The game of seduction continued on in slits running up trouser legs and then a serpent paint came into play as Elbaz cited the movement of these creatures being the thing that attracted him. The odd heavily embellished piece is par for course at Lanvin were embroidery has always been so key but the final passage of silk and chiffon dresses in teal, pistachio, mustard and dusky pink which had their volumes pulled in and out with a precise degree of control was the story of the collection - a woman's strength affirmed.
Dazed Digital: What was the concept or idea with the inception of this collection?
Alber Elbaz: I start off with a concept but then I realise that women don't wear concepts, they wear clothes.

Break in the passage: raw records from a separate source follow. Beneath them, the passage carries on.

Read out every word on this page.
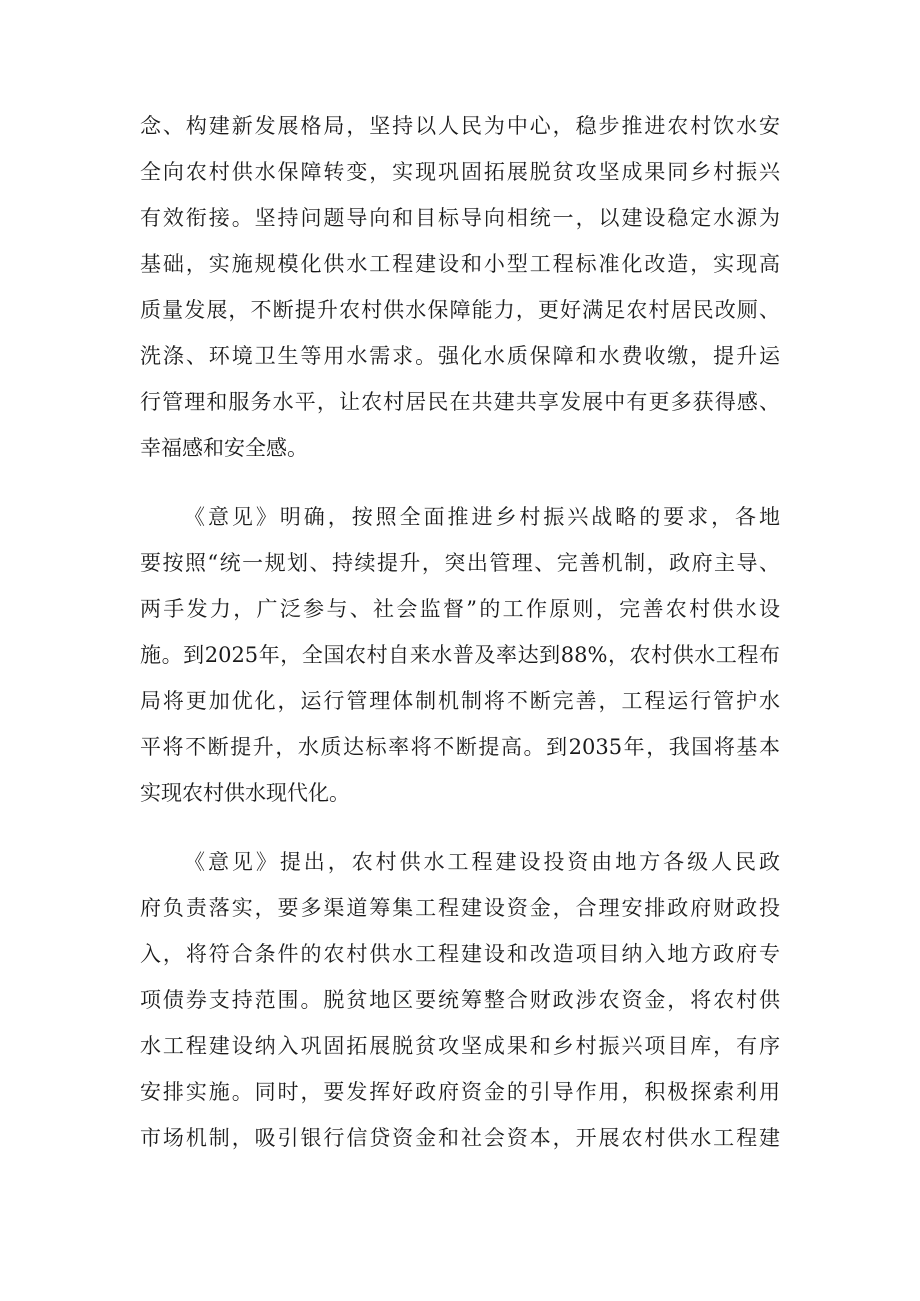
念、构建新发展格局，坚持以人民为中心，稳步推进农村饮水安
全向农村供水保障转变，实现巩固拓展脱贫攻坚成果同乡村振兴
有效衔接。坚持问题导向和目标导向相统一，以建设稳定水源为
基础，实施规模化供水工程建设和小型工程标准化改造，实现高
质量发展，不断提升农村供水保障能力，更好满足农村居民改厕、
洗涤、环境卫生等用水需求。强化水质保障和水费收缴，提升运
行管理和服务水平，让农村居民在共建共享发展中有更多获得感、
幸福感和安全感。
《意见》明确，按照全面推进乡村振兴战略的要求，各地
要按照“统一规划、持续提升，突出管理、完善机制，政府主导、
两手发力，广泛参与、社会监督”的工作原则，完善农村供水设
施。到2025年，全国农村自来水普及率达到88%，农村供水工程布
局将更加优化，运行管理体制机制将不断完善，工程运行管护水
平将不断提升，水质达标率将不断提高。到2035年，我国将基本
实现农村供水现代化。
《意见》提出，农村供水工程建设投资由地方各级人民政
府负责落实，要多渠道筹集工程建设资金，合理安排政府财政投
入，将符合条件的农村供水工程建设和改造项目纳入地方政府专
项债券支持范围。脱贫地区要统筹整合财政涉农资金，将农村供
水工程建设纳入巩固拓展脱贫攻坚成果和乡村振兴项目库，有序
安排实施。同时，要发挥好政府资金的引导作用，积极探索利用
市场机制，吸引银行信贷资金和社会资本，开展农村供水工程建
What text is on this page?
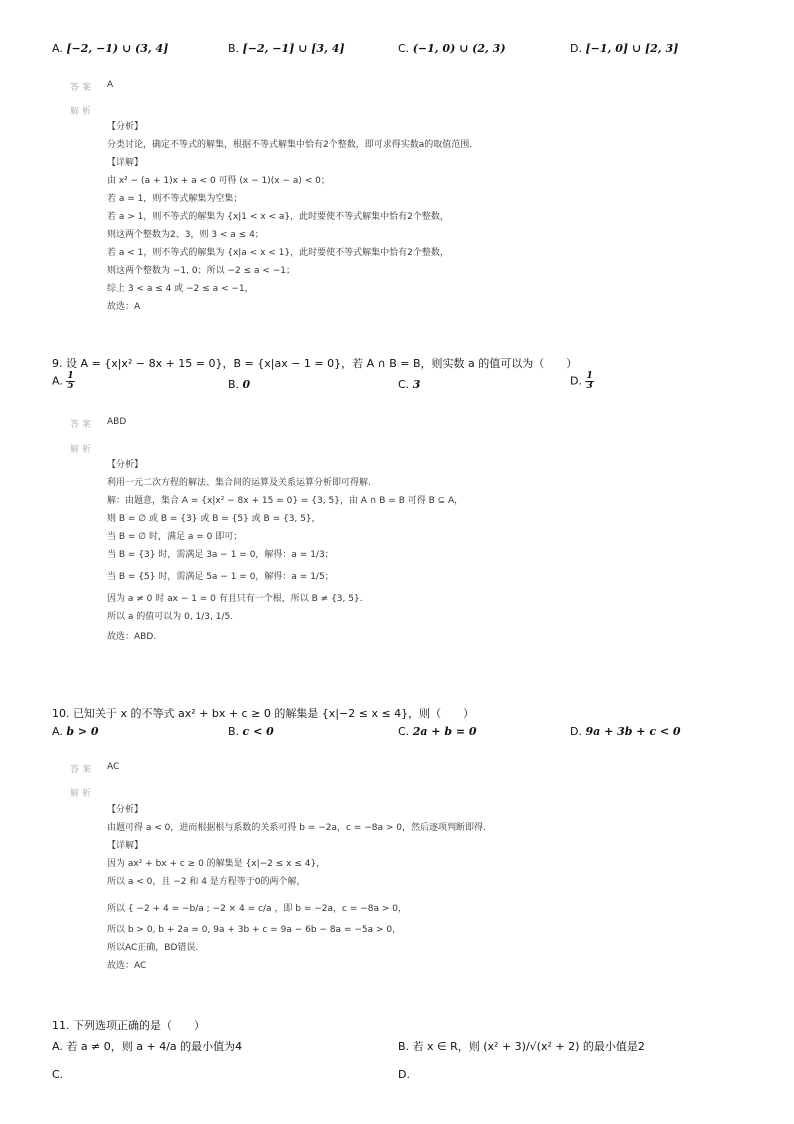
A. [−2, −1) ∪ (3, 4]	B. [−2, −1] ∪ [3, 4]	C. (−1, 0) ∪ (2, 3)	D. [−1, 0] ∪ [2, 3]
答案 A
解析
【分析】
分类讨论，确定不等式的解集，根据不等式解集中恰有2个整数，即可求得实数a的取值范围.
【详解】
由 x² − (a + 1)x + a < 0 可得 (x − 1)(x − a) < 0；
若 a = 1，则不等式解集为空集；
若 a > 1，则不等式的解集为 {x|1 < x < a}，此时要使不等式解集中恰有2个整数，
则这两个整数为2、3，则 3 < a ≤ 4；
若 a < 1，则不等式的解集为 {x|a < x < 1}，此时要使不等式解集中恰有2个整数，
则这两个整数为 −1, 0；所以 −2 ≤ a < −1；
综上 3 < a ≤ 4 或 −2 ≤ a < −1，
故选：A
9. 设 A = {x|x² − 8x + 15 = 0}，B = {x|ax − 1 = 0}，若 A ∩ B = B，则实数 a 的值可以为（　　）
A. $\frac{1}{5}$	B. 0	C. 3	D. $\frac{1}{3}$
答案 ABD
解析
【分析】
利用一元二次方程的解法、集合间的运算及关系运算分析即可得解.
解：由题意，集合 A = {x|x² − 8x + 15 = 0} = {3, 5}，由 A ∩ B = B 可得 B ⊆ A，
则 B = ∅ 或 B = {3} 或 B = {5} 或 B = {3, 5}，
当 B = ∅ 时，满足 a = 0 即可；
当 B = {3} 时，需满足 3a − 1 = 0，解得：a = 1/3；
当 B = {5} 时，需满足 5a − 1 = 0，解得：a = 1/5；
因为 a ≠ 0 时 ax − 1 = 0 有且只有一个根，所以 B ≠ {3, 5}.
所以 a 的值可以为 0, 1/3, 1/5.
故选：ABD.
10. 已知关于 x 的不等式 ax² + bx + c ≥ 0 的解集是 {x|−2 ≤ x ≤ 4}，则（　　）
A. b > 0	B. c < 0	C. 2a + b = 0	D. 9a + 3b + c < 0
答案 AC
解析
【分析】
由题可得 a < 0，进而根据根与系数的关系可得 b = −2a，c = −8a > 0，然后逐项判断即得.
【详解】
因为 ax² + bx + c ≥ 0 的解集是 {x|−2 ≤ x ≤ 4}，
所以 a < 0，且 −2 和 4 是方程等于0的两个解，
所以 { −2 + 4 = −b/a ; −2 × 4 = c/a ，即 b = −2a，c = −8a > 0，
所以 b > 0, b + 2a = 0, 9a + 3b + c = 9a − 6b − 8a = −5a > 0，
所以AC正确，BD错误.
故选：AC
11. 下列选项正确的是（　　）
A. 若 a ≠ 0，则 a + 4/a 的最小值为4	B. 若 x ∈ R，则 (x² + 3)/√(x² + 2) 的最小值是2
C.	D.
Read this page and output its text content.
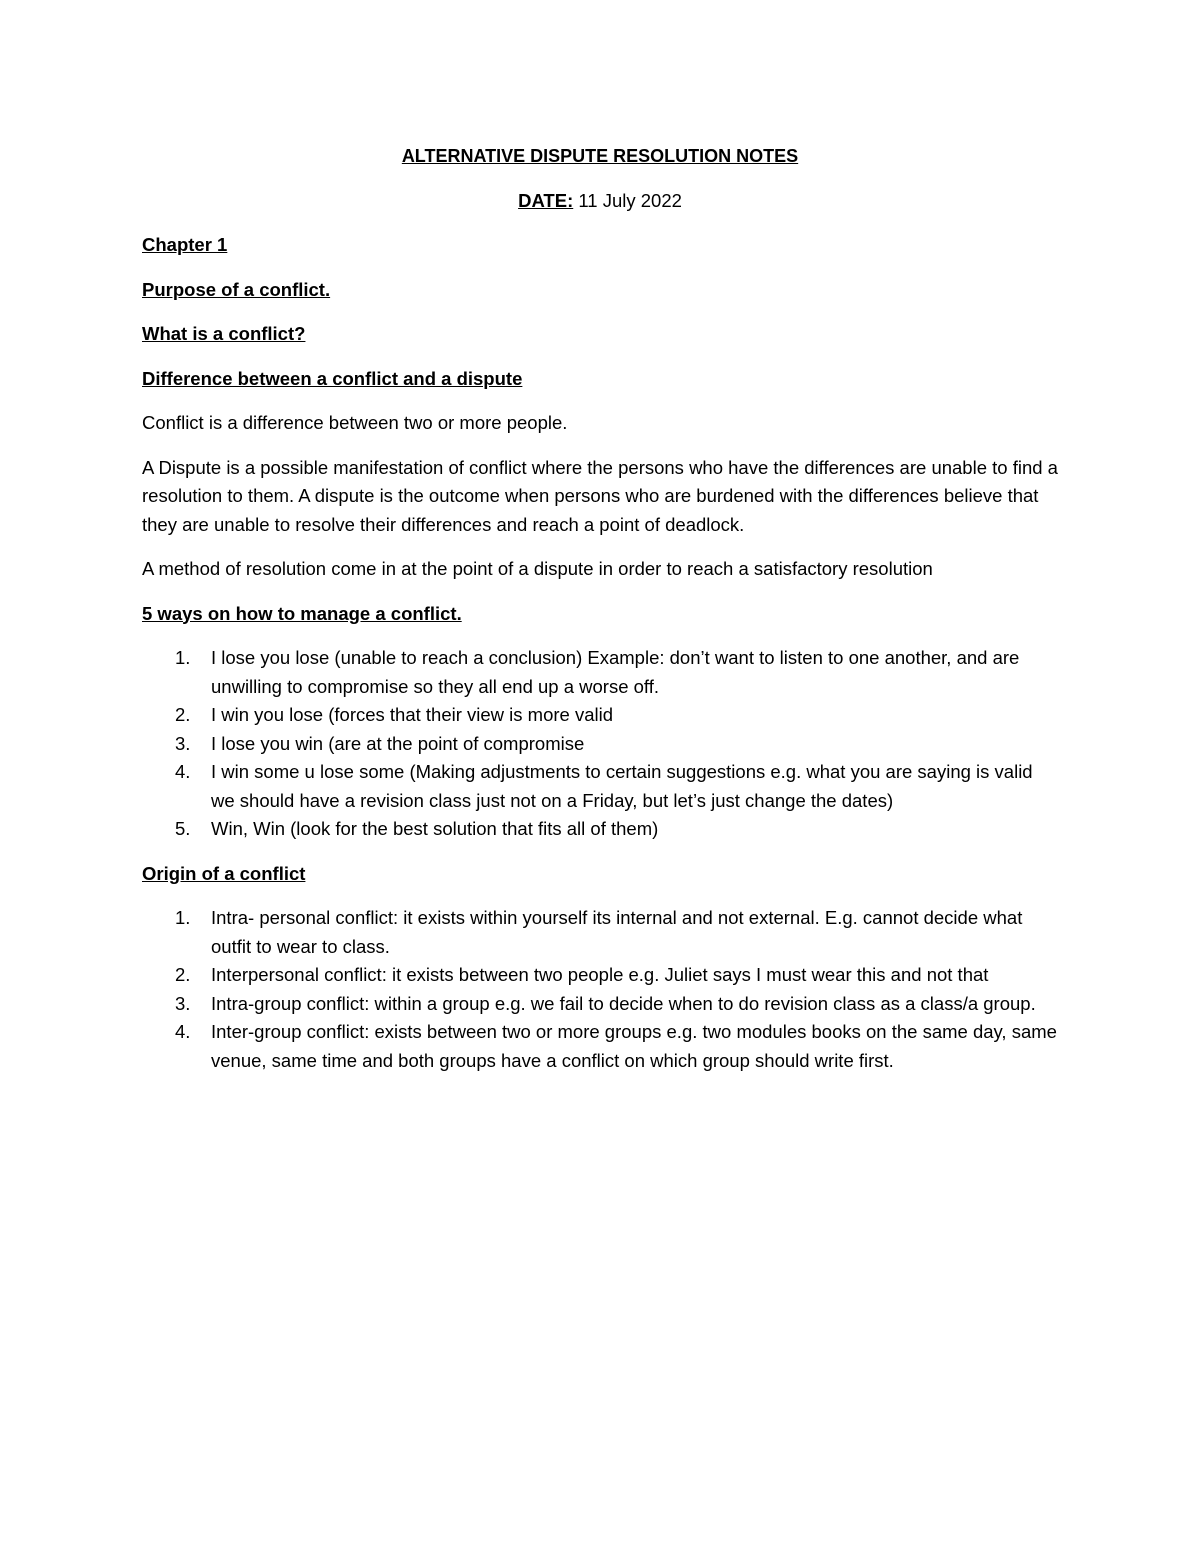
ALTERNATIVE DISPUTE RESOLUTION NOTES
DATE: 11 July 2022
Chapter 1
Purpose of a conflict.
What is a conflict?
Difference between a conflict and a dispute

Conflict is a difference between two or more people.

A Dispute is a possible manifestation of conflict where the persons who have the differences are unable to find a resolution to them. A dispute is the outcome when persons who are burdened with the differences believe that they are unable to resolve their differences and reach a point of deadlock.

A method of resolution come in at the point of a dispute in order to reach a satisfactory resolution

5 ways on how to manage a conflict.
1. I lose you lose (unable to reach a conclusion) Example: don’t want to listen to one another, and are unwilling to compromise so they all end up a worse off.
2. I win you lose (forces that their view is more valid
3. I lose you win (are at the point of compromise
4. I win some u lose some (Making adjustments to certain suggestions e.g. what you are saying is valid we should have a revision class just not on a Friday, but let’s just change the dates)
5. Win, Win (look for the best solution that fits all of them)
Origin of a conflict
1. Intra- personal conflict: it exists within yourself its internal and not external. E.g. cannot decide what outfit to wear to class.
2. Interpersonal conflict: it exists between two people e.g. Juliet says I must wear this and not that
3. Intra-group conflict: within a group e.g. we fail to decide when to do revision class as a class/a group.
4. Inter-group conflict: exists between two or more groups e.g. two modules books on the same day, same venue, same time and both groups have a conflict on which group should write first.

I love women. At Lanvin, it's 95% women. I work with women all the time. I think my mother would be happier if I lived with one but perhaps that's why I worship women and want to make them happy with what I do.
DD: You talked about not wanting to bring back power dressing but instead it's about a woman's strength - why is that?
Alber Elbaz: It was strong. Strong is different from powerful. I prefer strong than powerful. Strong is so much more internal and more feminine. Women today are strong and I wanted to reflect that.
DD: There was also something quite provocative in the collection with the slits, the metal at the collarbone and the cut-outs?
Alber Elbaz: There is this provocation in the air. There is this emotion and feeling that I'm having. We design with antennae feeling the vibes of women. I see that one one hand they're very strict and strong. On the other hand, then they're very fragile. I showed the fragility and also the strength of the women. The tailoring with the shoulders that are like angel wings was the strength. Then I showed fragile draped pieces that are just made out of one piece of fabric held together with two safety pins. It was an exercise to see how they can live together and not eat each other up!